A novel neuromuscular electrical stimulation treatment for recovery of ankle dorsiflexion in chronic hemiplegia: a case series pilot study

Jayme S Knutson, John Chae, Jayme S Knutson, John Chae

Abstract

Objective: To evaluate the feasibility of improving active ankle dorsiflexion with contralaterally controlled neuromuscular electrical stimulation (CCNMES).

Design: CCNMES dorsiflexes the paretic ankle with a stimulation intensity that is directly proportional to the degree of voluntary dorsiflexion of the unimpaired contralateral ankle, which is detected by an instrumented sock. Three subjects with chronic (>6-mo poststroke) dorsiflexor paresis participated in a 6-wk CCNMES treatment, which consisted of self-administering CCNMES-assisted ankle dorsiflexion exercises at home daily and practicing an ankle motor control task in the research laboratory twice a week.

Results: For subjects 1 and 2, respectively, maximum voluntary ankle dorsiflexion increased by 13 and 17 degrees, ankle movement tracking error decreased by approximately 57% and 57%, and lower limb Fugl-Meyer score (maximum score is 34) increased by 4 and 5 points. Subject 3 had no appreciable improvement in these measures. Both subjects 1 and 2 maintained their performance in ankle movement tracking through the 3-mo follow-up; subject 2 also maintained the gains in maximum ankle dorsiflexion and Fugl-Meyer score.

Conclusions: These results suggest that CCNMES may have a positive effect on ankle motor impairment in some stroke survivors. Further investigation of the effect of CCNMES on gait is warranted.

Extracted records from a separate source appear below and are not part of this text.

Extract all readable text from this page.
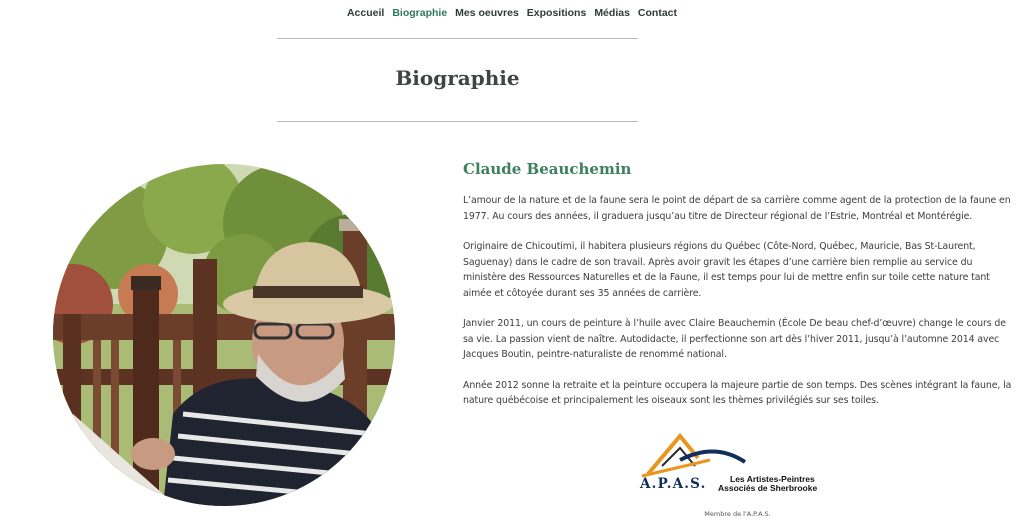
Accueil Biographie Mes oeuvres Expositions Médias Contact
Biographie
Claude Beauchemin

L’amour de la nature et de la faune sera le point de départ de sa carrière comme agent de la protection de la faune en 1977. Au cours des années, il graduera jusqu’au titre de Directeur régional de l’Estrie, Montréal et Montérégie.

Originaire de Chicoutimi, il habitera plusieurs régions du Québec (Côte-Nord, Québec, Mauricie, Bas St-Laurent, Saguenay) dans le cadre de son travail. Après avoir gravit les étapes d’une carrière bien remplie au service du ministère des Ressources Naturelles et de la Faune, il est temps pour lui de mettre enfin sur toile cette nature tant aimée et côtoyée durant ses 35 années de carrière.

Janvier 2011, un cours de peinture à l’huile avec Claire Beauchemin (École De beau chef-d’œuvre) change le cours de sa vie. La passion vient de naître. Autodidacte, il perfectionne son art dès l’hiver 2011, jusqu’à l’automne 2014 avec Jacques Boutin, peintre-naturaliste de renommé national.

Année 2012 sonne la retraite et la peinture occupera la majeure partie de son temps. Des scènes intégrant la faune, la nature québécoise et principalement les oiseaux sont les thèmes privilégiés sur ses toiles.

A.P.A.S.	Les Artistes-Peintres
Associés de Sherbrooke
Membre de l'A.P.A.S.
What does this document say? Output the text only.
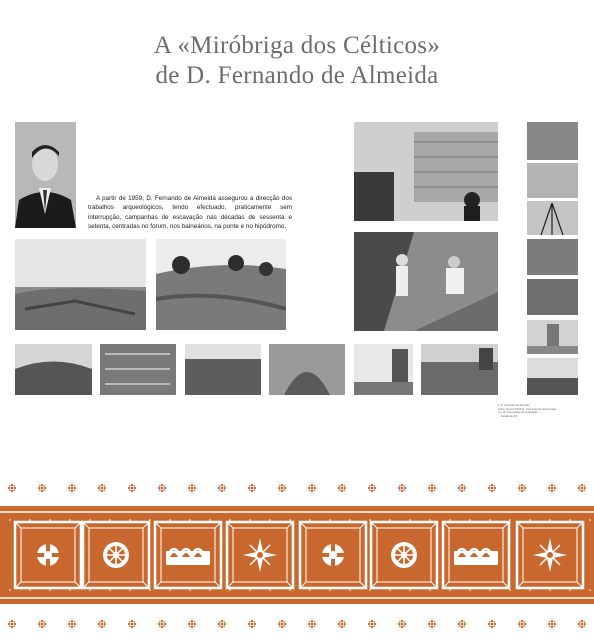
A «Miróbriga dos Célticos»
de D. Fernando de Almeida
A partir de 1959, D. Fernando de Almeida assegurou a direcção dos trabalhos arqueológicos, tendo efectuado, praticamente sem interrupção, campanhas de escavação nas décadas de sessenta e setenta, centradas no forum, nos balneários, na ponte e no hipódromo.
1. D. Fernando de Almeida
Fotos: Arquivo MNA Dr. José Leite de Vasconcelos
2 a 15. Campanhas de escavação: ...
... década de 60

Conflict of interest statement

Disclosures:

Financial disclosure statements have been obtained, and no conflicts of interest have been reported by the authors or by any individuals in control of the content of this article.

Figures

FIGURE 1
FIGURE 1
Contralaterally controlled neuromuscular electrical stimulation (CCNMES) system. Volitional dorsiflexion of the unaffected ankle produces a proportional intensity of stimulation to the paretic ankle dorsiflexors.
FIGURE 2
FIGURE 2
Maximum voluntary ankle dorsiflexion angle. Data points at baseline are the average values from four baseline assessment sessions. DF, dorsiflexion; B, baseline; EOT, end of treatment.
FIGURE 3
FIGURE 3
Sample trials of ankle movement tracking assessment for subject 2. Vertical axis represents the subject’s ankle range of motion achieved that day, such that 100% corresponds to maximum voluntary dorsiflexion and 0% corresponds to ankle resting angle. Error indicated is for that particular trial.